· 6 min read ·

Zig's Bootstrap Gambit: What the Self-Hosted Compiler Reveals About the Language's Philosophy

Source: zig

Back in December 2022, the Zig team shipped version 0.10.0 and published a post they called “Goodbye to the C++ Implementation of Zig”. The announcement was straightforward: the compiler was now written in Zig instead of C++, and the old C++ codebase was being deleted. That framing undersells what actually happened. The interesting part is not that Zig joined the self-hosting club, but how it got there, and what architectural choices the team made that distinguish this transition from similar ones in Rust, Go, and D.

The Bootstrap Problem Is Not New

Every language that wants to implement its own compiler runs into the same fundamental constraint: you need the compiler to build the compiler. There is no getting around this, and the compiler community has been solving it in various ways since the 1970s. Ken Thompson’s 1984 Turing Award lecture made the problem famous by showing how a self-hosting compiler could hide a backdoor that survives even if you recompile from clean source, because the trust has to start somewhere.

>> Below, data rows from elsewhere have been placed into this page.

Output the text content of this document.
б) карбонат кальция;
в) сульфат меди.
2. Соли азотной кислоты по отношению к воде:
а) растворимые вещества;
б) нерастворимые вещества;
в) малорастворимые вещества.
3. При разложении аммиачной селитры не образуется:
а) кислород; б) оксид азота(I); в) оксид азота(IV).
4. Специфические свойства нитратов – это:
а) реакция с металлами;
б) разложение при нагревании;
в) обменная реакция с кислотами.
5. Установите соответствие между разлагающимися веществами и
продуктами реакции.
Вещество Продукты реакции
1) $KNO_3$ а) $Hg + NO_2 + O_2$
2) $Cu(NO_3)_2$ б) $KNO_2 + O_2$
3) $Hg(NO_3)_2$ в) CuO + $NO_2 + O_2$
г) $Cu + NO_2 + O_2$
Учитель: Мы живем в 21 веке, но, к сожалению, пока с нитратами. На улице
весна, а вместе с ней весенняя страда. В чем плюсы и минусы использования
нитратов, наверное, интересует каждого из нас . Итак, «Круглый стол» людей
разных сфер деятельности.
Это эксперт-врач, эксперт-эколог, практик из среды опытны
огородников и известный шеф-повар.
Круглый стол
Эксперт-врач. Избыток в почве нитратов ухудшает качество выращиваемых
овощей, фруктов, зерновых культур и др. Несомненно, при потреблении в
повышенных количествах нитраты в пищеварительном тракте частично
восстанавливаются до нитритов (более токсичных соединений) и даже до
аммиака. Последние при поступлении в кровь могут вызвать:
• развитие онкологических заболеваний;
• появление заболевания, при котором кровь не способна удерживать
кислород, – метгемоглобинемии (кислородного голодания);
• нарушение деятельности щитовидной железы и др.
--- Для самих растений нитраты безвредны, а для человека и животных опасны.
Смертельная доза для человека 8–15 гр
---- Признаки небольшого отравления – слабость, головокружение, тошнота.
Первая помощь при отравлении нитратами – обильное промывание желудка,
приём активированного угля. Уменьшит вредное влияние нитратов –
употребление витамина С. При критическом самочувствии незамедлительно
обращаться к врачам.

The conventional solution is the staged bootstrap. You need a trusted seed binary from somewhere, and then you use it to compile the next stage, and then that stage compiles itself, and you check that the outputs match. If stage2 compiled by stage1 produces the same binary as stage2 compiled by itself, you have some confidence the compiler is consistent.

The question is where that seed binary comes from, and this is where languages have made very different choices.

Rust originally had a compiler written in OCaml. The OCaml compiler compiled the first Rust compiler, and eventually Rust compiled itself before 1.0 shipped in 2015. Today, building Rust from source requires a prior version of rustc, typically the previous stable release. The Rust bootstrap documentation describes a three-stage process: stage0 is a downloaded pre-compiled rustc, stage1 is compiled by stage0, and stage2 is compiled by stage1. This works well, but it means the dependency chain for building Rust is “Rust.”

Go went through a similar arc. Go 1.0 through 1.4 had a compiler written in C. For Go 1.5, the team mechanically translated that C compiler to Go using a tool, giving them a self-hosted compiler without a complete rewrite. Building recent versions of Go from source requires Go 1.20 or later. Again: you need Go to build Go.

Zig took a different path, and the choice reflects something fundamental about what the language is trying to be.

The WebAssembly Seed

Instead of requiring a pre-existing Zig installation to build Zig, the team compiled the self-hosted Zig compiler to WebAssembly and checked that wasm binary into the repository as zig1.wasm. To build Zig from source, you need a C compiler and a way to run that wasm file. Zig ships a small wasm interpreter written in C called zig-wasm-freestanding, a few thousand lines that have no dependencies beyond a C99 compiler.

The sequence is: the C compiler builds the wasm interpreter, the wasm interpreter runs zig1.wasm to compile the full Zig compiler source, and the result is a native Zig binary. That binary can then compile itself for stage3 verification.

This approach means the bootstrap dependency is “a C compiler,” not “a prior version of Zig.” The wasm blob is architecture-neutral, so the same file bootstraps Zig on x86_64, ARM, RISC-V, or anywhere else you can compile a C program. That is a much weaker prerequisite than requiring a language’s own runtime, and it aligns with Zig’s stated goal of being usable as a replacement for C in environments where you cannot assume much about the host toolchain.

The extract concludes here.